Anoche en la estación volví a darme cuenta de la importancia que tiene saber leer en esta vida. Para muchos es simplemente una herramienta más, una capacidad para defenderse en la vida; pero para otros, se convierte en un placer.
El caso es que andaba yo ojeando las revistas y libros de la librería de Santa Justa cuando oí que alguien le preguntaba insistentemente a las dependientas sobre diferentes libros. Sobre sus tramas, sobre si eran interesantes, sobre cuál era el nuevo libro de Matilde Asensi, etc. El interrogador en cuestión era un joven de aspecto un tanto "choni", el perfil de persona que, seguramente movidos por los prejuicios, nos cuesta imaginar leyendo tranquilamente en su casa. Hasta las dependientas se sorprendieron un poco: "¿Qué es para ti?". El joven asintió y yo, que ya tenía el oído apuntando hacia su conversación (a esas horas y con ese cansancio y aburrimiento cualquier conversación ajena parece interesante) le explicó que hacía poco que había aprendido a leer. Concretamente desde que conoció a su mujer y se apuntó a clases. El primer libro que había leído era La catedral del Mar, al que le habían seguido Los pilares de la tierra (libro que lleva meses sobre mi escritorio a la espera de ser leído...) y La sombra del viento.

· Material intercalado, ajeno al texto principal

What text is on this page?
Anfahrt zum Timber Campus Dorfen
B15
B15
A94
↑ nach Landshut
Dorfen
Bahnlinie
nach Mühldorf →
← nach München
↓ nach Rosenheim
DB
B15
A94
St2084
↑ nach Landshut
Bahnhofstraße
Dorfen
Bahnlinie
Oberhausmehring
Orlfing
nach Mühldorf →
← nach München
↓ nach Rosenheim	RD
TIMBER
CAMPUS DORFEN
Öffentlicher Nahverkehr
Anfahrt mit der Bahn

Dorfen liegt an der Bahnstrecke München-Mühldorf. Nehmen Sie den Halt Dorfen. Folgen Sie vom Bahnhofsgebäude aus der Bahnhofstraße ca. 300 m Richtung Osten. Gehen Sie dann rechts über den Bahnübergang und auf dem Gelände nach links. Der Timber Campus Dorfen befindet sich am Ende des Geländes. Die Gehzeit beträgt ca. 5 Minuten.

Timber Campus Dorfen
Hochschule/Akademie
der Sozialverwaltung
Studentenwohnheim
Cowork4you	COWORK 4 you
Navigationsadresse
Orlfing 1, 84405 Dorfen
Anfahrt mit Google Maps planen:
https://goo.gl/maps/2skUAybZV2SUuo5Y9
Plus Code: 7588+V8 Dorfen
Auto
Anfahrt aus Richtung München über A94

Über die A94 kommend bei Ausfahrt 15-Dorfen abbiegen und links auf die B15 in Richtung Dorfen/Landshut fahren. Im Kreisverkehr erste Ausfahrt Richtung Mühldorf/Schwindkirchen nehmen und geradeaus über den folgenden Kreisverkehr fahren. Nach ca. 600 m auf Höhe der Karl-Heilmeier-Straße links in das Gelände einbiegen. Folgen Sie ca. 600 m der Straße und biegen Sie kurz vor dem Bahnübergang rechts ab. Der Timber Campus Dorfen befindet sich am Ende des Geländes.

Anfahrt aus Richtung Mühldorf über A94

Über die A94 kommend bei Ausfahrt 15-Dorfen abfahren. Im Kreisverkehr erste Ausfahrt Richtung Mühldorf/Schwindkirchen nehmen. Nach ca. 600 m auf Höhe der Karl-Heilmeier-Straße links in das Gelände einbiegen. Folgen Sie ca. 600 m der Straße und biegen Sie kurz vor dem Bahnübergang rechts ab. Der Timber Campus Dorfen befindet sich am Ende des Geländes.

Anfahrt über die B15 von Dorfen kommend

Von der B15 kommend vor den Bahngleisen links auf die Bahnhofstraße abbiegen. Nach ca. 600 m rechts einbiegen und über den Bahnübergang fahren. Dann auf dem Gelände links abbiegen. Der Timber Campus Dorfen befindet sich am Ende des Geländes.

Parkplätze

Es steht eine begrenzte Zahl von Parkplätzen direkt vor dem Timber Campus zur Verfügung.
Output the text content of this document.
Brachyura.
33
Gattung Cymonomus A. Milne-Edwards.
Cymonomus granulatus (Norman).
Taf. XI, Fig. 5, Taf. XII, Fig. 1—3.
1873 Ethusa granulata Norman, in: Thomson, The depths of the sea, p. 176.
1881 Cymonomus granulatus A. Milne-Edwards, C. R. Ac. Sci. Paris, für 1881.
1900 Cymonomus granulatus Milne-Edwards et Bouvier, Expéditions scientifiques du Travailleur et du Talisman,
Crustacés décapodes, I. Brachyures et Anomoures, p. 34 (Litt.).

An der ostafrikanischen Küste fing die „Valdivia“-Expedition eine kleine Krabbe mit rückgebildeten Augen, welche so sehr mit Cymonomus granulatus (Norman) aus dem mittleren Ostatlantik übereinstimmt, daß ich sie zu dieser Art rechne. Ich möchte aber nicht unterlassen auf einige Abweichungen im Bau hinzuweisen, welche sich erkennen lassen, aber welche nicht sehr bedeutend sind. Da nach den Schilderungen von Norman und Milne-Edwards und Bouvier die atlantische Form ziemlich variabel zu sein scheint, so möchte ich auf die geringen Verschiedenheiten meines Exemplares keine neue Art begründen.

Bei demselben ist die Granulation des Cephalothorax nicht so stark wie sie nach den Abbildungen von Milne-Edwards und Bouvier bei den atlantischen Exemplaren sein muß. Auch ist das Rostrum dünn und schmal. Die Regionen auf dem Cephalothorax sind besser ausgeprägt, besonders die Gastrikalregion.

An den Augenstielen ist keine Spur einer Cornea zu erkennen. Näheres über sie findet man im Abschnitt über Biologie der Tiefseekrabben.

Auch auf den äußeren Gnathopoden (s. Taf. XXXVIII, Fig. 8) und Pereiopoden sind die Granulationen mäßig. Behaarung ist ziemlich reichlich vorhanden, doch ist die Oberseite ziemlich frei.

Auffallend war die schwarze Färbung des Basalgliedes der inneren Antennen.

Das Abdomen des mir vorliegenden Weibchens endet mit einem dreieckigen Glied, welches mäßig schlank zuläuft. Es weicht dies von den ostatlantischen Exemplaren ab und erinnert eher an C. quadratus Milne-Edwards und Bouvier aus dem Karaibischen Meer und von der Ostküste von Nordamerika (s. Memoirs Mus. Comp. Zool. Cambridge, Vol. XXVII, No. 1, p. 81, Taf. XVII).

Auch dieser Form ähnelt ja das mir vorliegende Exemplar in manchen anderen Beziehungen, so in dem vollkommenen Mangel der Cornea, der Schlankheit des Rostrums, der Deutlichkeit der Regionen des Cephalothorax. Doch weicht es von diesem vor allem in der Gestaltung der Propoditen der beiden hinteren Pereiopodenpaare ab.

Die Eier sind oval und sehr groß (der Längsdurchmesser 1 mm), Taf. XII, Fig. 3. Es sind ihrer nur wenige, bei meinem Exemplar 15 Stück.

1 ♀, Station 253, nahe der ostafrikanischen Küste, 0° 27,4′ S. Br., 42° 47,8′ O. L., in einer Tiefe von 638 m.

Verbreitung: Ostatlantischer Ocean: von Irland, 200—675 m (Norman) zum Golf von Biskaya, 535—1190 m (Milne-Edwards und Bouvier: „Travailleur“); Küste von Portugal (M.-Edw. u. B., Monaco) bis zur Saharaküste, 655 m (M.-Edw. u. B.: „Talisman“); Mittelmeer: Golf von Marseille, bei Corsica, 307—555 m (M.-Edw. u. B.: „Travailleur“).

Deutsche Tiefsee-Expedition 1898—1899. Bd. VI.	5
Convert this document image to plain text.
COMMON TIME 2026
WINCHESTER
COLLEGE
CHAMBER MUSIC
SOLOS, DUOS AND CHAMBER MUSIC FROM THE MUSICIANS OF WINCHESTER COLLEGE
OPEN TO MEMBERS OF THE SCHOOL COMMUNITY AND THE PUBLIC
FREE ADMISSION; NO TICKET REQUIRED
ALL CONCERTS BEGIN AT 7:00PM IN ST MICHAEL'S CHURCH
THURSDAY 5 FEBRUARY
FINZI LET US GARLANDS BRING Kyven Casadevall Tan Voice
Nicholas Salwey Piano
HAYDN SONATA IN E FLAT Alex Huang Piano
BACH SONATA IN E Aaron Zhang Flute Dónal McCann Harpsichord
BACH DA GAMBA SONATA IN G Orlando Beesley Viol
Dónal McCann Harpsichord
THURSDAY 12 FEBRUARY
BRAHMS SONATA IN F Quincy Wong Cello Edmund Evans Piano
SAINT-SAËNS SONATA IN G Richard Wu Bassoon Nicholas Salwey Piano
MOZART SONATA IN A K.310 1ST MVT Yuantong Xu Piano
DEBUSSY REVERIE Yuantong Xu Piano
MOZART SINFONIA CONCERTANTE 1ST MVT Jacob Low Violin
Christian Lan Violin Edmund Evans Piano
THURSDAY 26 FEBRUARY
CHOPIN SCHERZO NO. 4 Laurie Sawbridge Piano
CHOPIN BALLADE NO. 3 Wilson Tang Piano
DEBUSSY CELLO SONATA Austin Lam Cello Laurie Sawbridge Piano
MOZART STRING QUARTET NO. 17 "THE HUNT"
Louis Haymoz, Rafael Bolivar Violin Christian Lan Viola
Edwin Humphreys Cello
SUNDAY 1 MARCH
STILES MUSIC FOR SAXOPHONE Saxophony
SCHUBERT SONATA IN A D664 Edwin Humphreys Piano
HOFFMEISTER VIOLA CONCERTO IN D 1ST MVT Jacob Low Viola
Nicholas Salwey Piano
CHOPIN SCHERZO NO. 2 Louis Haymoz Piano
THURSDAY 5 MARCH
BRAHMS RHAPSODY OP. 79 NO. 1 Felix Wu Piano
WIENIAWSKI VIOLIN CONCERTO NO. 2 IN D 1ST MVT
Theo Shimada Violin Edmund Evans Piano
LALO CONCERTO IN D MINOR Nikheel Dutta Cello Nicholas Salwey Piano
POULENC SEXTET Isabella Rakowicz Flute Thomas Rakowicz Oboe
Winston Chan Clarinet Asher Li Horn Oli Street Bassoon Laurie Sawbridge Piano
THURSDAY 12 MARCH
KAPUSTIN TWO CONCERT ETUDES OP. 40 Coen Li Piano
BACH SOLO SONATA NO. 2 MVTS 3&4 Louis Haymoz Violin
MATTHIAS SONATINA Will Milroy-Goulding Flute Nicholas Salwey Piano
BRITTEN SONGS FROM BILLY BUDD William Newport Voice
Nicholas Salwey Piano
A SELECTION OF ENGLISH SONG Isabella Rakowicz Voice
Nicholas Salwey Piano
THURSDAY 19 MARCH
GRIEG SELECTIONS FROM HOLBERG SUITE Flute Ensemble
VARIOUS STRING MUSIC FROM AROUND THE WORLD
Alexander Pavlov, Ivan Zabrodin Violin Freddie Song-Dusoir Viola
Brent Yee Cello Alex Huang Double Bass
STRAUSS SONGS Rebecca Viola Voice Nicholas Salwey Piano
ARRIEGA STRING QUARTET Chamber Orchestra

Sus ganas de leer me recordaron a las mías cuando todavía no sabía descifrar el alfabeto. Acababa de abrir esa ventana a un nuevo mundo que es el placer de la lectura y, seguramente, quería saciarse de todos los personajes, mundos e historias que se ha perdido en los años de analfabetismo. Les preguntó sobre el argumento de las novedades bibliográficas que tenían (a lo que las dependientas no supieron muy bien qué decirle) y siguió mirando con pasión cada uno de los libros que allí había.
Aparte de ratificar mi idea sobre lo mágico y lo importante que es leer, esa escena me dejó pensando sobre cómo en un país que se cree avanzado y moderno, en el que muchos disponemos de Internet, leemos cartas, emails, tuenties y apuntes en pocos segundos, y en el que sólo importan los grandes datos socioeconómicos, nadie había caído en la cuenta de que a estas alturas, un joven de menos de treinta años no sabía leer.